MÜJDELER olsun İzmir’e... Yer gök inlesin bu haberle:
“Büyükşehir Belediyesi Fen İşleri Daire Başkanlığı ve Raylı Sistem Daire Başkanlığı ekipleri, istasyonlar hariç, bin 62 metre invert (taban) betonu ile 2 bin 225 metre kemer betonlarını atmaya başlamak üzere 101 işçi ve 6 mühendisle metroya girdi.”
Ne var ki...
6 mühendis yetmez.
İzmir Büyükşehir Belediyesi’nin 1925’i kadrolu, 549’u sözleşmeli personeli arasında kim bilir kaç tane daha mühendis var?
Onları da çağırın.
Yetmez.
İZBETON’daki toplam 81 teknik personel içinde, sadece 16 tane inşaat mühendisi var.
Onları da alın.
Yetmez.
Ya İZSU?
10 adet Daire Başkanlığı, 24 adet Şube Müdürlüğü olan bu devasa teşkilattaki mühendisler de gelsin aranıza.
Yetmez.
* * *
Daha İZULAŞ var, İZBELKOM var.
En önemlisi, görevi bizatihi “mühendislik hizmetleri vermek” olan Ege Şehir Planlama şirketinin mühendisleri var.
Var da var.
Velhasıl...
Denizde kum, İzmir Büyükşehir Belediyesi’nde eleman!

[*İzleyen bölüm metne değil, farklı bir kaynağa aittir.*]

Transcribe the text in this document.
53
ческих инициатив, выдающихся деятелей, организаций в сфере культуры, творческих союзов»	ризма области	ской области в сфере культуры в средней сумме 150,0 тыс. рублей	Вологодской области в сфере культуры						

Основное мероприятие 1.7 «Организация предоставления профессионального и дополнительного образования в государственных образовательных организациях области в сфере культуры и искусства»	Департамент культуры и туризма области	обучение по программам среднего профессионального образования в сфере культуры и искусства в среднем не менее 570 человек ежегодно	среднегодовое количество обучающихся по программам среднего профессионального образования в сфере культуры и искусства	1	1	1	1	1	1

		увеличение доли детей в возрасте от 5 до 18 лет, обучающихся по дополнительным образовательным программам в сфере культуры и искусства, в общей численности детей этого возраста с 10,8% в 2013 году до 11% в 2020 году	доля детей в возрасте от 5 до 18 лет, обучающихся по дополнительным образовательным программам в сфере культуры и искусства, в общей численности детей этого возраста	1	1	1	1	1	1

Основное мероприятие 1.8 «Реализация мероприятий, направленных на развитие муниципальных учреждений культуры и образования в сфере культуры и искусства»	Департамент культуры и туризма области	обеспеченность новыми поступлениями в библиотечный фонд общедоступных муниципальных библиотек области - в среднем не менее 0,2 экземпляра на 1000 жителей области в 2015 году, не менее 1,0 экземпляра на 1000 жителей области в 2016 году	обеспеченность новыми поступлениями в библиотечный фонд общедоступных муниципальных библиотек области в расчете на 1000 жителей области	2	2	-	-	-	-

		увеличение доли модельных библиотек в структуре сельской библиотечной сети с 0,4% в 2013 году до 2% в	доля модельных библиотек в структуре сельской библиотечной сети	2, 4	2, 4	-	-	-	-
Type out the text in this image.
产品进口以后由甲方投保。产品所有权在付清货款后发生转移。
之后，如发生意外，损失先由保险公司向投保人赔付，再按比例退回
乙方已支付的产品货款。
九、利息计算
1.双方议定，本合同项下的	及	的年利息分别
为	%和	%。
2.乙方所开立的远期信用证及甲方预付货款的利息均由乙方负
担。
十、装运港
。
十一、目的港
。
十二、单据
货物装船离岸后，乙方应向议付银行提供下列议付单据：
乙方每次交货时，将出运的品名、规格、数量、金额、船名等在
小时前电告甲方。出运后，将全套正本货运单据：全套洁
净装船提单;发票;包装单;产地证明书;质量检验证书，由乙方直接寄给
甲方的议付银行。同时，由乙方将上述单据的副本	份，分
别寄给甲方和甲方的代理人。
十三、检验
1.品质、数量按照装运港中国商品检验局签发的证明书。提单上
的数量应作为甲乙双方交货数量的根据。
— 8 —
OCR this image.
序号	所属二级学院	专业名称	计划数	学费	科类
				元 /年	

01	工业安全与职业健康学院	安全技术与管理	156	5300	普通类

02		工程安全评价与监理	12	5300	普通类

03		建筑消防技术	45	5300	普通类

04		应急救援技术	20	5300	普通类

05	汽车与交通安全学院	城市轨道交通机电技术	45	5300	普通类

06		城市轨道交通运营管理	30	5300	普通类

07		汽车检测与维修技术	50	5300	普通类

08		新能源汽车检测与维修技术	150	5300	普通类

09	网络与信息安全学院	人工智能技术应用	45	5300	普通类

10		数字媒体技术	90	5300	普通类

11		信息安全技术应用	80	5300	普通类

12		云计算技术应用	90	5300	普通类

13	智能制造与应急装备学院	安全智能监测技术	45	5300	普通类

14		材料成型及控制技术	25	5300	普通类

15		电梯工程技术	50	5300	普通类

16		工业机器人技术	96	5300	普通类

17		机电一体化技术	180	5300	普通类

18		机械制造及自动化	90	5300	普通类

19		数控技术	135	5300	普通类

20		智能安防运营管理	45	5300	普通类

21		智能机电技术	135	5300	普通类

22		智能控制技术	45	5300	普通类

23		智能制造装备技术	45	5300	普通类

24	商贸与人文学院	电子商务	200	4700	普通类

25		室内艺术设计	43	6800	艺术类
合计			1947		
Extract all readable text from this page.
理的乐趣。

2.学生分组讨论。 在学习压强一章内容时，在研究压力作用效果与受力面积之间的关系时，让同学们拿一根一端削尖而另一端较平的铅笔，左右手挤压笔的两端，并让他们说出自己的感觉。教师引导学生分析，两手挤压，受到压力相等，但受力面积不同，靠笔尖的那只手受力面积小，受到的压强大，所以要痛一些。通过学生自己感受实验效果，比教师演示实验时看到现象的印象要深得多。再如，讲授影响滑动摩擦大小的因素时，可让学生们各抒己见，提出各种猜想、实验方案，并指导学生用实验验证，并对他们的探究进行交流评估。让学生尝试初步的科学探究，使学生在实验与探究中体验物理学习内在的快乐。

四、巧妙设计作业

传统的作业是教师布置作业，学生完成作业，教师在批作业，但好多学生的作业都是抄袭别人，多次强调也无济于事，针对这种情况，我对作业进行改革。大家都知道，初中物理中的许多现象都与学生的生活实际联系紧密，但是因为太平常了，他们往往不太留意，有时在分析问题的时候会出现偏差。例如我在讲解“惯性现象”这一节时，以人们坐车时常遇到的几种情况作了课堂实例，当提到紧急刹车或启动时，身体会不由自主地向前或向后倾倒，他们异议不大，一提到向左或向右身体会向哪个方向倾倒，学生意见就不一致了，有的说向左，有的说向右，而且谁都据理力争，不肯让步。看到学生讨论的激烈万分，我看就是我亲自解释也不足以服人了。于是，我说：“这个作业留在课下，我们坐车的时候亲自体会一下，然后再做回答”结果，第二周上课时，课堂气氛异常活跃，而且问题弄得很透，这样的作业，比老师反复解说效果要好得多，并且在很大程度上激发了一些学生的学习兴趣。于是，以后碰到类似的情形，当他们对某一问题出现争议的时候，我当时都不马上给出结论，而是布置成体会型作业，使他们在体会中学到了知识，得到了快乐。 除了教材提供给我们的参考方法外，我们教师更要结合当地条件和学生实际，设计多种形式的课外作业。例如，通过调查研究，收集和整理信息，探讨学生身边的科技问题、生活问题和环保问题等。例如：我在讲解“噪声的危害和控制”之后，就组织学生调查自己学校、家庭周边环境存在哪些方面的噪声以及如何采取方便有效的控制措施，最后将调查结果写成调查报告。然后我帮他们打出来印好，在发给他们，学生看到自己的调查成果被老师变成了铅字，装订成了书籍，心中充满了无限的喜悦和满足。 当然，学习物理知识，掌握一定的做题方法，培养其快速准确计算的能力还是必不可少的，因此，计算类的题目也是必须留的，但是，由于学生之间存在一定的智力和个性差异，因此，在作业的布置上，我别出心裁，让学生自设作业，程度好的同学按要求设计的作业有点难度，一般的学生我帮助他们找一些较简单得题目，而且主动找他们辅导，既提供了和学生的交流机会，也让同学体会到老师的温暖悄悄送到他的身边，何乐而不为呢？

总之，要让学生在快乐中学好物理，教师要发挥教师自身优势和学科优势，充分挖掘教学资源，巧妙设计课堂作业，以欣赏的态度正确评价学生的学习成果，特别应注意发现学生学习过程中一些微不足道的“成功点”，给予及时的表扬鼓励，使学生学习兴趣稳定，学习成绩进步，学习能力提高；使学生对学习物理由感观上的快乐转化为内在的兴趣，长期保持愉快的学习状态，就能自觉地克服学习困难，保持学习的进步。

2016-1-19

Ve dozerler ve kepçeler ve ekskavatörler ve loderler ve kamyonlar ve daha neler neler.
Üstelik...
Yer senin, metro senin.
Çukur senin, tünel senin.
Güç senin, kudret senin.
Madem çizmeyi giyecektin, niye bekledin?
“Çökerdi mökerdi, KİK di MİK di, ıvırdı zıvırdı” diye; onca vakti neden boşa geçirdin?
Markaların kralı
SİYASETÇİSİNDEN iş âlemine, herkesin derdi aynı:
Marka yaratmak.
Örnek:
İzmir “marka şehir” olacak.
Keşke olsa.
Çünkü para da orada.
Şan da...
Şöhret de.
“Marka” denince akla ilk gelen isim Coca -Cola’nın bu yılki cirosu 100 milyar dolara yaklaşmış.
Bunun yüzde 75’i ise Amerika dışındaki ülkelerde gerçekleşmiş.
En önemlisi...
“Coca -Cola” dünyada en çok bilinen ikinci kelimeymiş.
Kolay değil.
Çok özel bir “ürün” yaratmak...
Onu 123 yıl boyunca gittikçe büyüyen bir “marka” olarak yaşatmak, hiç kolay değil.
Darısı 7 bin yıllık İzmir’in başına.